L'uscita del nuovo film di Michel Hazanavicius non era equiparabile alle molte altre che si accavallano senza capo ne' coda nella programmazione delle sale cinematografiche. A fare la differenza in questo caso c'era una serie di fattori d'eccezione. Il primo, forse quello più importante rispetto alla materia cinematografica consisteva nella verifica di un talento esploso improvvisamente e in maniera dirompente grazie a un film, "The artist", che aveva catapultato il suo autore tra le stelle del Parnaso dopo anni di carriera routinaria. Si trattava in buona sostanza di verificare se la poetica leggerezza e l'originalità di un film girato in bianco e nero e per di più senza parole, fosse stata qualcosa di più di una serie di fortunose coincidenze, il più delle volte non replicabili. In seconda battuta, constatare la permanenza di un livello di empatia talmente contagiosa da trasformare un film senza pretese commerciali in uno dei più grandi incassi della stagione.
Possibilità che l'avvenuta selezione al festival di Cannes sembrava confermare in senso positivo nel ricordo di quello che era successo al film precedente di Hazanavicius che proprio della manifestazione francese aveva fatto il trampolino di lancio per la conquista del pianeta. A qualche mese di distanza, la visione di "The Search" conferma le perplessità suscitate ai tempi della sua presentazione. I motivi sono presto detti, non prima di aver specificato che la storia del film e' collocata sullo sfondo della guerra cecena (il secondo conflitto per l'esattezza), con l'invasione del paese da parte dell'esercito russo a innescare l'odissea di quattro personaggi - un bambino e tre adulti- coinvolti in diverso modo e con differenti conseguenze dalla brutalità di quella guerra. Un tema quanto mai attuale che Hazanevicius tratta con dovizia di particolari e senza risparmiarci nulla in termini di violenza e brutalità, a partire dalla scena iniziale dove in una sorta di mockumentary assistiamo all'eccidio che spinge il piccolo Hadij alla fuga che da il via alla storia, oppure portandoci all'interno delle "Linee nemiche" per ragguagliarci sulle forme di coercizione utilizzate dall'esercito russo per addestrare i suoi soldati, e in particolare Kolija, uno dei personaggi del film, "adescato" dalla polizia per futili motivi e costretto ad arruolarsi per evitare la prigione. Una volontà omnicomprensiva che non si accontenta dell'evidenza dei fatti e che attraverso la figura di Carole (una Berenice Bejo in versione madre coraggio), la rappresentante per i diritti umani dell'unione europea che ad un certo punto si prende cura di Hadij, arriva a spingersi nelle stanze dei bottoni per denunciare l'ipocrisia e il disinteresse del sistema politico e governativo.
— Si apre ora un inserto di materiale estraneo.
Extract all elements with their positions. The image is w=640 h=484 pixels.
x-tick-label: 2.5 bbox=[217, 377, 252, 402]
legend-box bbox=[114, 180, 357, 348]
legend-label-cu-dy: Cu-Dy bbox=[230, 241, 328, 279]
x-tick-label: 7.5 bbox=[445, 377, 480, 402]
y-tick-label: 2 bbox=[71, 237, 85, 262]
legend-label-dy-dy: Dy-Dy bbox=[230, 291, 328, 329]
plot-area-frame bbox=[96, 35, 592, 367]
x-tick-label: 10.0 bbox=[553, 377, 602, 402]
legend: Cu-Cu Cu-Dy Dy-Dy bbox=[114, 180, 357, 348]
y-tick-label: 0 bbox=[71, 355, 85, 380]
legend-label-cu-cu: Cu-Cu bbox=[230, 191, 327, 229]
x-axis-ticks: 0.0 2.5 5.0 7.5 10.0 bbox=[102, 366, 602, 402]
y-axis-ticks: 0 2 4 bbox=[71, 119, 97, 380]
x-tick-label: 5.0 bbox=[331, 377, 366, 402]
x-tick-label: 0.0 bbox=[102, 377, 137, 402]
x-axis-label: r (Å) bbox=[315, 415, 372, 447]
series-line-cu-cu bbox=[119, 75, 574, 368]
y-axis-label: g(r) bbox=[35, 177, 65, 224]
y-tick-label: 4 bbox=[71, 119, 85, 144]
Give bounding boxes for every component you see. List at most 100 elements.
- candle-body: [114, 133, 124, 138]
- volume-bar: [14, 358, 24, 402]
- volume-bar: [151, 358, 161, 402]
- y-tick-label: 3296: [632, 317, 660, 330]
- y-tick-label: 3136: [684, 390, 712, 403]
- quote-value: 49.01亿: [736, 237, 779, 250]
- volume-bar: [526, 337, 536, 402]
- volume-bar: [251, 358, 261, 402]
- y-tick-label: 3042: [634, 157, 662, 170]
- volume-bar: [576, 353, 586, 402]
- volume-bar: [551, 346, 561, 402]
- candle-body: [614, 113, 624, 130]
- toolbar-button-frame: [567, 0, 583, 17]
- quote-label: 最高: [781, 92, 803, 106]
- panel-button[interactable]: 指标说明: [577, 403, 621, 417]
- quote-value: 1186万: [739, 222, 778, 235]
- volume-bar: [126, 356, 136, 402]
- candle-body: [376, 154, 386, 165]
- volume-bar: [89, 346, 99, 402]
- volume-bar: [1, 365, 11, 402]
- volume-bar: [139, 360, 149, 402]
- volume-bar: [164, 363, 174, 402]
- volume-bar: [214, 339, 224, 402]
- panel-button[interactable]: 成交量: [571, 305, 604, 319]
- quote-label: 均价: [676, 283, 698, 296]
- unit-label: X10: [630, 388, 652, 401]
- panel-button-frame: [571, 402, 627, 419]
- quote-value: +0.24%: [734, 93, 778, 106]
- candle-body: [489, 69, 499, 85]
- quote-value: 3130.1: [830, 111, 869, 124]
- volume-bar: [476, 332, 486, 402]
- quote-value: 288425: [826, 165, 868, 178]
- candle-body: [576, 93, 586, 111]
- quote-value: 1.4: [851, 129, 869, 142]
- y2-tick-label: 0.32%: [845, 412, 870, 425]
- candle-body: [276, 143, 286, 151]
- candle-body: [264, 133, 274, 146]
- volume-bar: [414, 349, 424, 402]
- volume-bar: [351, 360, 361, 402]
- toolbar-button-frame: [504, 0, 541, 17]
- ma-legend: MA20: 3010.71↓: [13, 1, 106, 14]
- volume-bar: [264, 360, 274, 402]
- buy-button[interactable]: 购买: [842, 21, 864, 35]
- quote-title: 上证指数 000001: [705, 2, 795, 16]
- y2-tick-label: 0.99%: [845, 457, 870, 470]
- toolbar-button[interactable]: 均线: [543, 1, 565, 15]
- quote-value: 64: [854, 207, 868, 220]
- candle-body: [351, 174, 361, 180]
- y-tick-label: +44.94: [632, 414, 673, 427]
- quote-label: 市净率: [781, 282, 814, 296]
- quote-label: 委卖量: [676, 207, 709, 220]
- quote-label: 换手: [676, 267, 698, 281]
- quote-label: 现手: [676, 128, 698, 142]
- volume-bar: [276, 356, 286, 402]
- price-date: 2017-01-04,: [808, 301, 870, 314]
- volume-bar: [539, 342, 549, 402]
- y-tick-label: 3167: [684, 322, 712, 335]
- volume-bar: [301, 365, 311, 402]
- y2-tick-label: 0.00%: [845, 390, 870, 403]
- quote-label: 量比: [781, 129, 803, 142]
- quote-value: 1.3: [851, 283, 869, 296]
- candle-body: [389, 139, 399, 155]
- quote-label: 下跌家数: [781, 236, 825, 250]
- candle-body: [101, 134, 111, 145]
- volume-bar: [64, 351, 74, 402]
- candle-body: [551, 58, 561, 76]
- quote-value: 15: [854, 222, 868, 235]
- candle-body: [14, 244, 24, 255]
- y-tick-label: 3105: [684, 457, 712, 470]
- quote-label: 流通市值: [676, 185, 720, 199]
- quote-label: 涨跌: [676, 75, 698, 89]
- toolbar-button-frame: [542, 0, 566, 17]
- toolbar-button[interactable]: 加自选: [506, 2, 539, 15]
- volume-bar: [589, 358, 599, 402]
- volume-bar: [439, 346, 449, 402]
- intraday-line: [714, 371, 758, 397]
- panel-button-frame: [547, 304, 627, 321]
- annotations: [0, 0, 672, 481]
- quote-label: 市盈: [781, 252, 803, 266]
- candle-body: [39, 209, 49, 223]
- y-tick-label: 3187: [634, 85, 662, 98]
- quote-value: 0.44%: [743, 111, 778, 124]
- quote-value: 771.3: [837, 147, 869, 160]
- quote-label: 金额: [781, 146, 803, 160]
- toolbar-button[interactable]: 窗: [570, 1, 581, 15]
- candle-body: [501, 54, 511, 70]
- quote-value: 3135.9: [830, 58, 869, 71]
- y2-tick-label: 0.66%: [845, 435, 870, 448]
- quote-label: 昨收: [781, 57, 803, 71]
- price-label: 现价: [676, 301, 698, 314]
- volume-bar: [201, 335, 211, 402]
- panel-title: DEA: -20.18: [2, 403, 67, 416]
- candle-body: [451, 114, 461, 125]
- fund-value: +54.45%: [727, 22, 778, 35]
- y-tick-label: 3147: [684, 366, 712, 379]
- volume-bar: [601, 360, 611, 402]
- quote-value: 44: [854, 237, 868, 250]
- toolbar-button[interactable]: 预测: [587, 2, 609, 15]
Di fronte ad un progetto così ambizioso e complesso Hazenevicius reagisce nella maniera più facile e scontata, schierandosi dalla parte degli umiliati e offesi e adottando un punto di vista che si sforza continuamente di denunciare storture e ingiustizie. Un atteggiamento lodevole e anche dovuto ma che nell'ottica dell'approccio scelto dal regista appare riduttivo soprattutto quando si tratta di andare oltre i segni più tangibili della guerra per indagarne cause e conseguenze. Se poi aggiungiamo la presenza di una struttura narrativa che sostituisce la lunghezza del minutaggio (ben 149') alla necessità di tenere insieme in maniera logica e con una buona dose di verosimiglianza così tanta carne al fuoco allora è inevitabile che "The Search" si trasformi in un melodramma politicamente corretto e emotivamente ricattatorio, con scene madri e sermoni anti sistema pronti a far fuoco, sulle speranze di chi si attendeva qualcosa di più di un feuiletton edificante e consolatorio. In questo senso basterebbe da sola la faccetta perennemente sbigottita e bisognosa del piccolo protagonista per dare la misura della dimensione unilaterale e monocorde in cui si muove il film.